In San Jose Saturday, Martin Jones made 32 stops in picking up his 20th win of the season, 6-3, over the Detroit Red Wings.
The Sharks’ Joe Pavelski scored two goals and reached 600 NHL career points in so doing.
“It’s a good number, I think,” Pavelski said. “Played with a lot of good players here so far along the way. A lot of hockey left though. It’s something that we just on a nightly basis try to show up and get the puck in and play the game.”
WATCH: All Red Wings vs. Sharks highlights
San Jose also got goals from Joonas Donskoi, Mirco Mueller, Patrick Marleau and Mikkel Boedker as they improved to 24-14-2 on the campaign.
Pavelski scored his 15th goal of the season.
“He’s an incredible player,” San Jose head coach Peter DeBoer said of Pavelski. “Coaching in the [Eastern Conference] prior to this job, I didn’t have a real appreciation for how good he was, or he is. He’s phenomenal.”
The six goals were unique this season for the Sharks as they had not scored more than four goals in a game.
“It’s nice, seeing different guys score and get on the board and get some confidence,” Marleau said. “That’s not going to happen every night, but when it does, it feels good.”
The Red Wings fell to 17-18-5 and are in danger of not making the playoffs for the first time in 26 yerars.
Thomas Vanek, Anthony Mantha and Andreas Athanasiou were the Wings scorers.
“It’s never good enough when you give up six goals,” Detroit’s Frans Nielsen said. “That’s inexcusable. … We played a great game in Los Angeles and can’t follow up. We can’t seem to put two games together.”
The Sharks ended a three-game skid with the win and needed as it everyone else around has been winning of late.
“Everyone else around us is winning games. We wanted to get this back on track. We felt we should have won last game and dropped the ball,” DeBoer said of the urgency.

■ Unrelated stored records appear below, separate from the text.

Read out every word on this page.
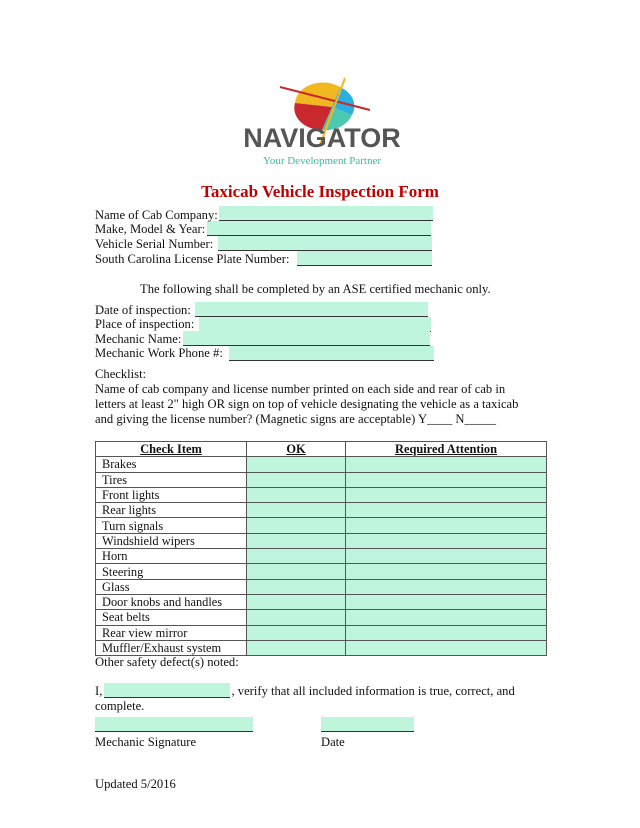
NAVIGATOR
Your Development Partner
Taxicab Vehicle Inspection Form
Name of Cab Company:
Make, Model & Year:
Vehicle Serial Number:
South Carolina License Plate Number:
The following shall be completed by an ASE certified mechanic only.
Date of inspection:
Place of inspection:
Mechanic Name:
Mechanic Work Phone #:
Checklist:
Name of cab company and license number printed on each side and rear of cab in
letters at least 2" high OR sign on top of vehicle designating the vehicle as a taxicab
and giving the license number? (Magnetic signs are acceptable) Y____ N_____
Check Item	OK	Required Attention
Brakes		
Tires		
Front lights		
Rear lights		
Turn signals		
Windshield wipers		
Horn		
Steering		
Glass		
Door knobs and handles		
Seat belts		
Rear view mirror		
Muffler/Exhaust system		
Other safety defect(s) noted:
I,	, verify that all included information is true, correct, and
complete.
Mechanic Signature	Date
Updated 5/2016
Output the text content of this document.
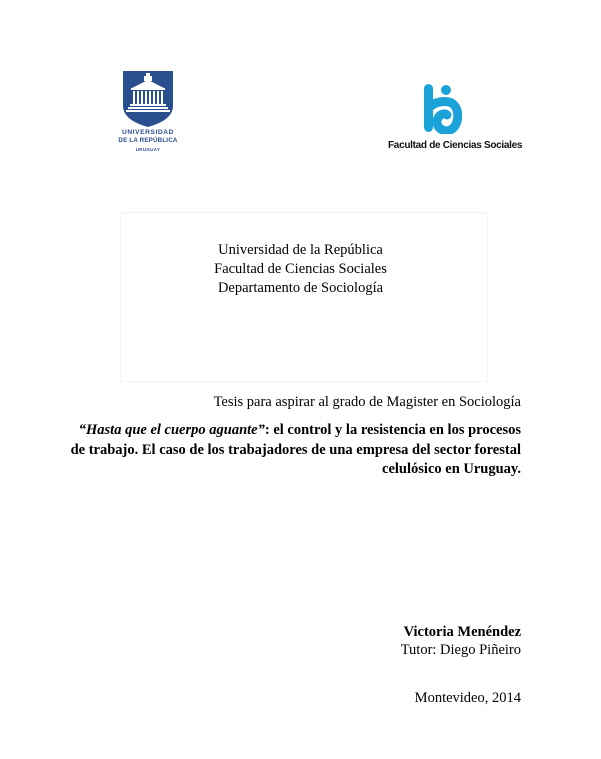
UNIVERSIDAD
DE LA REPÚBLICA
URUGUAY	Facultad de Ciencias Sociales
Universidad de la República
Facultad de Ciencias Sociales
Departamento de Sociología
Tesis para aspirar al grado de Magister en Sociología
“Hasta que el cuerpo aguante”: el control y la resistencia en los procesos de trabajo. El caso de los trabajadores de una empresa del sector forestal celulósico en Uruguay.
Victoria Menéndez
Tutor: Diego Piñeiro
Montevideo, 2014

Jared Coreau got the start in the Detroit net but was given the hook after San Jose’s third goal; he was relieved by Petr Mrazek.
“We were running around trying to follow them rather than playing our own defensive-zone play. They buried a few rebounds,” Athanasiou said of the Detroit loss. “They played good and they scored those quick goals in the third. We weren’t playing smart. We were trying to send the puck into their zone, and it just comes back against us.”